Kinerja Rendah
Kepala Biro Hukum DKI Jakarta Yayan Yuhana mengatakan, pihaknya selama ini selalu menyertakan naskah akademik maupun syarat lain untuk memastikan agar pembahasan raperda segera dibahas DPRD. Memang tidak semua raperda perlu menyertakan naskah akademik. Misalnya, raperda APBD, raperda APBD perubahan dan raperda pertanggungjawaban APBD.
"Data mana yang belum dikasih naskah akademik? seinget saya kalau kita menyampaikan, saya sudah berikan lampirkan naskah akademik ataupun penjelasan," katanya.
Sejak 2015 hingga 2019, DPRD hanya mengusulkan 29 raperda. Sedangkan pada periode yang sama pemerintah DKI mengusulkan 106 raperda. Artinya mulai dari perencanaan Prolegda (program legislatif daerah), secara kuantitatif, inisiatif DPRD kalah jauh dibandingkan dengan usulan Pemerintah atau eksekutif.
"Sebagai legislator, inisiatif minim dari DPRD tersebut tak mencerminkan fungsi lembaga legislatif sebagai penanggung jawab pembentukan regulasi, sesuai dengan nama lembaganya: legislatif/legislator," kata peneliti dari Forum Masyarakat Peduli Parlemen Indonesia (Formappi) Lucius Karus kepada iNews.id.

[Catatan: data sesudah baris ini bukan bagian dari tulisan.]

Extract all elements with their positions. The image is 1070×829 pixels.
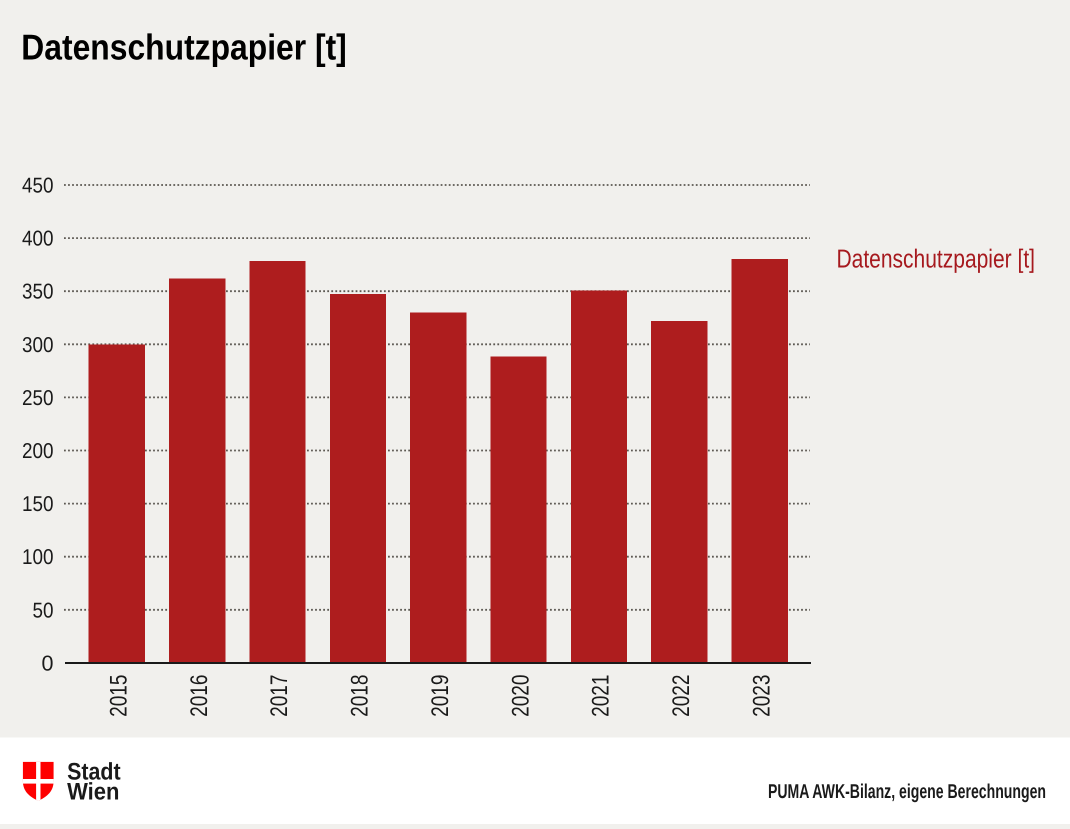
svg-text:Datenschutzpapier [t]: Datenschutzpapier [t] [21, 27, 347, 68]
svg-text:2019: 2019 [427, 675, 454, 717]
svg-text:0: 0 [42, 651, 54, 675]
svg-text:50: 50 [33, 598, 54, 622]
svg-text:100: 100 [22, 545, 54, 569]
svg-text:450: 450 [22, 174, 54, 198]
svg-text:2022: 2022 [668, 675, 695, 717]
svg-text:150: 150 [22, 492, 54, 516]
svg-text:300: 300 [22, 333, 54, 357]
svg-text:200: 200 [22, 439, 54, 463]
svg-text:2021: 2021 [588, 675, 615, 717]
svg-text:Datenschutzpapier [t]: Datenschutzpapier [t] [837, 243, 1036, 273]
svg-text:PUMA AWK-Bilanz, eigene Berech: PUMA AWK-Bilanz, eigene Berechnungen [768, 781, 1046, 803]
svg-text:2017: 2017 [266, 675, 293, 717]
svg-text:250: 250 [22, 386, 54, 410]
svg-text:Wien: Wien [67, 779, 119, 806]
svg-text:2015: 2015 [106, 675, 133, 717]
svg-text:Stadt: Stadt [67, 759, 121, 786]
svg-text:350: 350 [22, 280, 54, 304]
svg-text:2020: 2020 [507, 675, 534, 717]
svg-text:2023: 2023 [748, 675, 775, 717]
svg-text:400: 400 [22, 227, 54, 251]
svg-text:2016: 2016 [186, 675, 213, 717]
svg-text:2018: 2018 [347, 675, 374, 717]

Minimnya prolegda yang diusulkan DPRD, menurut dia, bisa jadi karena kegagalan anggota legislatif mengartikulasikan kebutuhan masyrakat Jakarta. Hal ini menunjukkan kesenjangan relasi antara DPRD dengan konstituennya.
Rendahnya kinerja DPRD dapat juga dilihat dari jumlah usulan yang muncul selama lima tahun masa yakni, 136 raperda. Dari jumlah itu, hanya 40 yang dibahas dan yang berhasil ditetapkan sebagai perda hanya 27 buah.

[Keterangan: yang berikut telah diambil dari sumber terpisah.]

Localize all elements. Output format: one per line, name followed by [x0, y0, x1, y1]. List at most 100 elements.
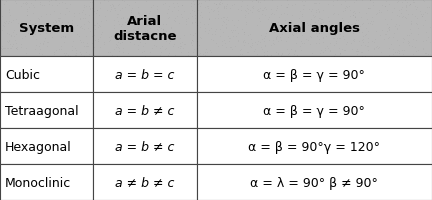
- Point: [130, 31, 137, 34]
- Point: [39, 43, 46, 47]
- Point: [368, 16, 375, 19]
- Point: [377, 51, 384, 54]
- Point: [331, 37, 338, 40]
- Point: [115, 47, 122, 50]
- Point: [111, 10, 118, 13]
- Point: [336, 52, 343, 55]
- Point: [204, 8, 211, 11]
- Point: [133, 18, 140, 22]
- Point: [166, 6, 173, 9]
- Point: [72, 50, 79, 54]
- Point: [299, 15, 305, 18]
- Point: [238, 53, 245, 56]
- Point: [267, 14, 274, 17]
- Point: [0, 41, 7, 45]
- Point: [6, 10, 13, 13]
- Point: [124, 52, 131, 55]
- Point: [30, 36, 37, 39]
- Point: [213, 3, 220, 6]
- Text: a ≠ b ≠ c: a ≠ b ≠ c: [115, 176, 175, 189]
- Point: [363, 0, 370, 2]
- Point: [91, 47, 98, 50]
- Point: [315, 42, 322, 46]
- Point: [319, 36, 326, 39]
- Point: [325, 50, 332, 53]
- Point: [110, 5, 117, 8]
- Point: [205, 18, 212, 21]
- Point: [215, 10, 222, 13]
- Point: [191, 4, 198, 7]
- Point: [418, 14, 425, 17]
- Point: [331, 34, 338, 37]
- Point: [48, 30, 54, 33]
- Point: [81, 28, 88, 32]
- Point: [182, 55, 189, 58]
- Point: [254, 11, 261, 14]
- Point: [311, 2, 318, 6]
- Point: [178, 13, 185, 16]
- Point: [142, 55, 149, 58]
- Point: [176, 46, 183, 49]
- Point: [59, 22, 66, 25]
- Point: [284, 53, 291, 56]
- Point: [306, 12, 313, 15]
- Point: [110, 48, 117, 51]
- Point: [159, 28, 166, 31]
- Point: [96, 37, 103, 40]
- Point: [157, 37, 164, 40]
- Point: [408, 24, 415, 27]
- Point: [264, 54, 270, 57]
- Point: [13, 3, 19, 6]
- Point: [157, 51, 164, 54]
- Point: [232, 45, 238, 48]
- Point: [90, 19, 97, 22]
- Point: [113, 46, 120, 50]
- Point: [205, 5, 212, 8]
- Point: [318, 18, 324, 21]
- Point: [59, 22, 66, 25]
- Point: [5, 9, 12, 12]
- Point: [200, 54, 207, 57]
- Bar: [197, 129, 432, 164]
- Point: [306, 8, 313, 11]
- Point: [303, 34, 310, 38]
- Point: [306, 8, 313, 11]
- Point: [43, 45, 50, 48]
- Text: a = b ≠ c: a = b ≠ c: [115, 140, 175, 153]
- Point: [12, 42, 19, 45]
- Point: [218, 7, 225, 10]
- Point: [31, 25, 38, 29]
- Point: [201, 54, 208, 57]
- Point: [309, 15, 316, 18]
- Point: [245, 34, 251, 37]
- Point: [31, 32, 38, 35]
- Point: [362, 33, 369, 36]
- Point: [29, 12, 36, 15]
- Point: [167, 27, 174, 31]
- Point: [235, 55, 242, 58]
- Point: [176, 22, 183, 26]
- Point: [409, 45, 416, 49]
- Point: [362, 0, 369, 2]
- Point: [273, 51, 280, 54]
- Point: [135, 48, 142, 51]
- Point: [207, 49, 214, 53]
- Point: [19, 0, 25, 2]
- Point: [61, 13, 68, 17]
- Point: [300, 29, 307, 32]
- Point: [285, 23, 292, 26]
- Point: [43, 26, 50, 29]
- Point: [418, 39, 425, 42]
- Point: [162, 47, 169, 50]
- Point: [24, 9, 31, 12]
- Point: [326, 49, 333, 52]
- Point: [377, 51, 384, 54]
- Point: [196, 0, 203, 2]
- Point: [331, 37, 338, 40]
- Point: [289, 13, 296, 16]
- Point: [278, 5, 285, 8]
- Point: [32, 45, 39, 48]
- Point: [136, 13, 143, 16]
- Point: [48, 0, 54, 2]
- Point: [122, 15, 129, 19]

"Hanya sekitar 20 persen kinerja legislasi DPRD jika dihitung berdasarkan jumlah raperda yang direncanakan dengan hasil yang ditetapkan. Dibandingkan dengan raperda yang dibahas, kinerja legislasi DPRD hanya 29 persen. Semuanya jauh di bawah 50 persen," tuturnya.
Lucius menilai, fakta kinerja DPRD DKI sangat memprihatinkan. Selain berada di Ibu Kota Jakarta, DPRD DKI menjadi etalase bagi legislator daerah lain di Indonesia.

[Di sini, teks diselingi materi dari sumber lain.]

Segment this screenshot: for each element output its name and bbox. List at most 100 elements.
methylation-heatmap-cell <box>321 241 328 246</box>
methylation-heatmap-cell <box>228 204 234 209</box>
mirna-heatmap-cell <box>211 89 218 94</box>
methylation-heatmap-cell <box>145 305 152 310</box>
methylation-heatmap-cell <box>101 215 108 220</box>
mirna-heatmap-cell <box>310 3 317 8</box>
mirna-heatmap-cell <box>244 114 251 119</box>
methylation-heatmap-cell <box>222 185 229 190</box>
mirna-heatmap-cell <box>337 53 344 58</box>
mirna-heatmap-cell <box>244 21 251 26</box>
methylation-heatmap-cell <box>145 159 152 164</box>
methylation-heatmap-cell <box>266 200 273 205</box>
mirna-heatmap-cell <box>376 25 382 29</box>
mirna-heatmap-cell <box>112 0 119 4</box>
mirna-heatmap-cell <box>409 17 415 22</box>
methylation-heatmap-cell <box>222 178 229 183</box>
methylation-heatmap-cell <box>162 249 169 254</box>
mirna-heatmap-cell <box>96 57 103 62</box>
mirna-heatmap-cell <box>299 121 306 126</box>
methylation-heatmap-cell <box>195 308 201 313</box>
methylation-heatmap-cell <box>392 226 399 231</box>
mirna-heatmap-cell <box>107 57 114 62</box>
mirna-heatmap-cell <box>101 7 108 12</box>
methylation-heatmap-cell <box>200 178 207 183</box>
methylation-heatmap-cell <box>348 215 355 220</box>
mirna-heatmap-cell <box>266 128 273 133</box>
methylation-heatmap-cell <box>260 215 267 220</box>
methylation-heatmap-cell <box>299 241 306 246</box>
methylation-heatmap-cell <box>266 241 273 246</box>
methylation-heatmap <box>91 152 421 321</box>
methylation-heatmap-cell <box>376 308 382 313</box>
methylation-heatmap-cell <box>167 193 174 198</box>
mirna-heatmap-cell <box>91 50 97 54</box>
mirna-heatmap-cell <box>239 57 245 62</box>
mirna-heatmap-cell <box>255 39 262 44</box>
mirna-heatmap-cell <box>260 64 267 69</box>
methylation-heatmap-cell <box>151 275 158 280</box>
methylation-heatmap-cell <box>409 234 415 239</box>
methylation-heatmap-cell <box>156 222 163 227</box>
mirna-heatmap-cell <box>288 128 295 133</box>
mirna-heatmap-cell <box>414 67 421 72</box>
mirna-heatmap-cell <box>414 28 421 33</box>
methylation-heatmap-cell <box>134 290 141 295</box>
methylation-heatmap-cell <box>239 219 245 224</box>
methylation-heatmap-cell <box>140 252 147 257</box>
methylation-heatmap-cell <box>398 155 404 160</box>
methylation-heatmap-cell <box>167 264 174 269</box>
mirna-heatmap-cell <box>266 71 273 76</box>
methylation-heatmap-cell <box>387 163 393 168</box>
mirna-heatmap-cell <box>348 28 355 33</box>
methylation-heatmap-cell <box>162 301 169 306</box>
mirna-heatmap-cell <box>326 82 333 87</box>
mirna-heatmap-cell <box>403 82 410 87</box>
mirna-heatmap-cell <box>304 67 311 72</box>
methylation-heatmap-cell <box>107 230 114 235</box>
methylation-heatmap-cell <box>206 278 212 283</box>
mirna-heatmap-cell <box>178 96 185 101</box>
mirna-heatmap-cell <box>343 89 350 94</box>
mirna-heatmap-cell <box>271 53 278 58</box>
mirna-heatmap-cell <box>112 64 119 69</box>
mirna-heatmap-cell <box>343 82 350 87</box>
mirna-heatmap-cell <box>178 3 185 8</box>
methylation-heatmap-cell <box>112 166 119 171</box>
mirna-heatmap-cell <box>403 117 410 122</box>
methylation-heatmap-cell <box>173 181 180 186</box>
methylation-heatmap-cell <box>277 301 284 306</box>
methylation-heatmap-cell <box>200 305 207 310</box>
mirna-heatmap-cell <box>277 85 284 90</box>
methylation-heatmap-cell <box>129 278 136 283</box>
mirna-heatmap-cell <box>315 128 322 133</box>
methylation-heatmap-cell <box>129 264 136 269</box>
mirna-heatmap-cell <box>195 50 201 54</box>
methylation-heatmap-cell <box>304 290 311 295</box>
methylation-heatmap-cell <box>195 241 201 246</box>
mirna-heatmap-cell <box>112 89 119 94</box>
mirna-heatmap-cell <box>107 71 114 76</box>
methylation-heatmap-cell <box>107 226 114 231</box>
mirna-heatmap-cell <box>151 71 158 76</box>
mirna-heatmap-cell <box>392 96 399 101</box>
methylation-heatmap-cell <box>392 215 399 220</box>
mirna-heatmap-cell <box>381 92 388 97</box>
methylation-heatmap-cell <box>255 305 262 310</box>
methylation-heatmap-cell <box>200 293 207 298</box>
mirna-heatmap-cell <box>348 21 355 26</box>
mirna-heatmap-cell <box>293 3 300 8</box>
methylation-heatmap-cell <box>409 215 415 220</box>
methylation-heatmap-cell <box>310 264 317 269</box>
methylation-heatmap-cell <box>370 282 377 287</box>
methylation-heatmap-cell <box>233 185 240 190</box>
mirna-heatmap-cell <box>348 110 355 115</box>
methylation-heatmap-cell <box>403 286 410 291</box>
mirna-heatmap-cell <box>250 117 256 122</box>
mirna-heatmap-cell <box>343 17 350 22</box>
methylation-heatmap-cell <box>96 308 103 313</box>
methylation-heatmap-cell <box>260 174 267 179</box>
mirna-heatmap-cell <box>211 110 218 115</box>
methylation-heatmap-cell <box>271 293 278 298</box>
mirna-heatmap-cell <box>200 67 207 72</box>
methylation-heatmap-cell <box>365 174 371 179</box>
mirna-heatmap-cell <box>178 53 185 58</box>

Kinerja DPRD DKI, menurut dia, tidak berbanding lurus dengan pendapatan belanja daerah (APBD) yang jauh di atas rata-rata provinsi lain. Padahal, dengan dukungan dana yang besar, anggota parlemen Kebon Sirih seharusnya lebih produktif menghasilkan perda.
"Sayangnya terbukti tak ada korelasi antara besarnya anggaran dan tingginya kinerja," ujar Luzius.
Dia memastikan, rendahnya kinerja DPRD hampir pasti bukan karena minimnya dukungan atau fasilitas yang disediakan untuk menggenjot capaian legislasi. Namun lebih pada komitmen untuk menjadi wakil rakyat yang bisa diandalkan.
"Komitmen itu begitu rendahnya sehingga DPRD lebih suka menikmati kursinya sebagai pejabat ketimbang bekerja keras melayani aspirasi warga Ibu Kota dalam melahirkan aturan yang bermanfaat bagi kehidupan bermasyarakat di era yang makin modern ini," tutur Lucius.
Sebelumnya Gubernur DKI Jakarta Anies Baswedan meminta agar anggota DPRD Terpilih 2019-2024 mengambil hikmah dari kinerja para seniornya yang sudah habis masa baktinya. Dia berharap tak ada lagi keterlambatan dalam melayani masyarakat Jakarta.
"Dengan adanya kebaruan harapan ada peningkatan produktifitas. jadi jangan saling menyalahkan," katanya di gedung Polda Metro Jaya, Jumat (23/8/2019).
Dia juga berharap anggota DPRD baru meninjau regulasi kunjungan kerja yang biasa dilakukan para anggota legislatif. Bagaimana harapannya tak ada lagi anggaran yang terbuang sia-sia, tanpa adanya implikasi buruk bagi pelayanan warga Jakarta.